You should find that /home/tomcat/app is what's known as an "exploded WAR". Tomcat supports running webapps whose WAR files have been unzipped, although this is not part of the
J2EE spec. Despite the fact that this is a directory instead of a file, there should still be a WEB-INF subdirectory with classes and lib under it, although people have been known to create "dirty" WARs and leave these essentials out.
The stock distro for Tomcat is that everything is located under a single directory root. For people running multiple Tomcats, they can clone this structure and strip out the sharable parts and define CATALINA_HOME and CATALINA_BASE to reflect the differences.

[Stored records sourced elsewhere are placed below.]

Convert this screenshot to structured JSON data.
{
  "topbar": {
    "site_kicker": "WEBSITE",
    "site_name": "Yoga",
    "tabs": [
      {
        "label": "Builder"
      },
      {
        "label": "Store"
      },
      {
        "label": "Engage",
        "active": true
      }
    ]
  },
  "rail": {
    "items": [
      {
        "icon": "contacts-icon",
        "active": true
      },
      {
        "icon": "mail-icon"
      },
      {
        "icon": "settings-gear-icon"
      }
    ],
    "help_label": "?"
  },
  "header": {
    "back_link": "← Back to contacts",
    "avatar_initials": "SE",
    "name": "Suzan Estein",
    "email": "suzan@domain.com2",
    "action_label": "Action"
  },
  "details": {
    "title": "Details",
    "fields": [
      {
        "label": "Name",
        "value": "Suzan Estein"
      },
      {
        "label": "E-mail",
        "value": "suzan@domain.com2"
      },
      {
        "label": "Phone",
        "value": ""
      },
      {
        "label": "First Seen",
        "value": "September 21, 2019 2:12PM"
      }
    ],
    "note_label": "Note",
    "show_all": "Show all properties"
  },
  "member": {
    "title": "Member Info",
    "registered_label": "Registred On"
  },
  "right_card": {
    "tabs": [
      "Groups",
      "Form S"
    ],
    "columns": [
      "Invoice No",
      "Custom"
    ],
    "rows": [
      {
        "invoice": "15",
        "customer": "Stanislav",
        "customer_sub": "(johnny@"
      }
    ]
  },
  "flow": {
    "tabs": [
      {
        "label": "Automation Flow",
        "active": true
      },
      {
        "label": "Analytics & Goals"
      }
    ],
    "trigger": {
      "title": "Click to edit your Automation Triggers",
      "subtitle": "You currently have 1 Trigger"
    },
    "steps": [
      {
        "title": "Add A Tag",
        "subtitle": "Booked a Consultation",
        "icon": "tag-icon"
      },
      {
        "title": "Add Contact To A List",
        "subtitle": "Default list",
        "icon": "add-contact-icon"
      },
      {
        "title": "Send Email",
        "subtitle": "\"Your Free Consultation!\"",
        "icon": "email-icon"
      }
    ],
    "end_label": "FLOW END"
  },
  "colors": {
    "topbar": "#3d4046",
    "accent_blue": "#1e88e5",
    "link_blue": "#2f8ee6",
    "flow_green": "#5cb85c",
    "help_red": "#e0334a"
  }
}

OS packaging of Tomcat can take this one step further. A simple way to install Tomcat is to simply unzip/tar it to the /usr/local or /opt directory. But OS packages often prefer to arrange files more in accordance with the Linux filesystem standard. Which means things like not putting mutable files under /usr/local, putting config files under /etc, workfiles under /var, logfiles under /var/log and so forth. That's fine, but since Tomcat is coded for the other way, the package installers will often create these various files in their "proper" locations, and then construct softlinks from the master location to the actual location. So, for example, /usr/local/tomcat6/conf might link to /etc/tomcat6/conf, /usr/local/tomcat6/work could be /var/work/tomcat6 and so forth.
That way both the OS purists and Tomcat are happy. And, as long as you use the package manager to maintain things, no problems. If you start playing around manually with these items, however, it's best if you have good understanding of what you're doing.
In Ubuntu, the "dpkg" command will show you where things got put, I believe. In the Red Hat versions, the "rpm -qil xxxx" command will do it (substitute the package name for "xxx").
It's not actually essential that TOMCAT_HOME/conf/Catalina/localhost exist, but it does, it will be searched for deployed webapps. Also, if you're running a Tomcat with multiple hosts, there may be other deployment directories as well, but let's leave that for another day.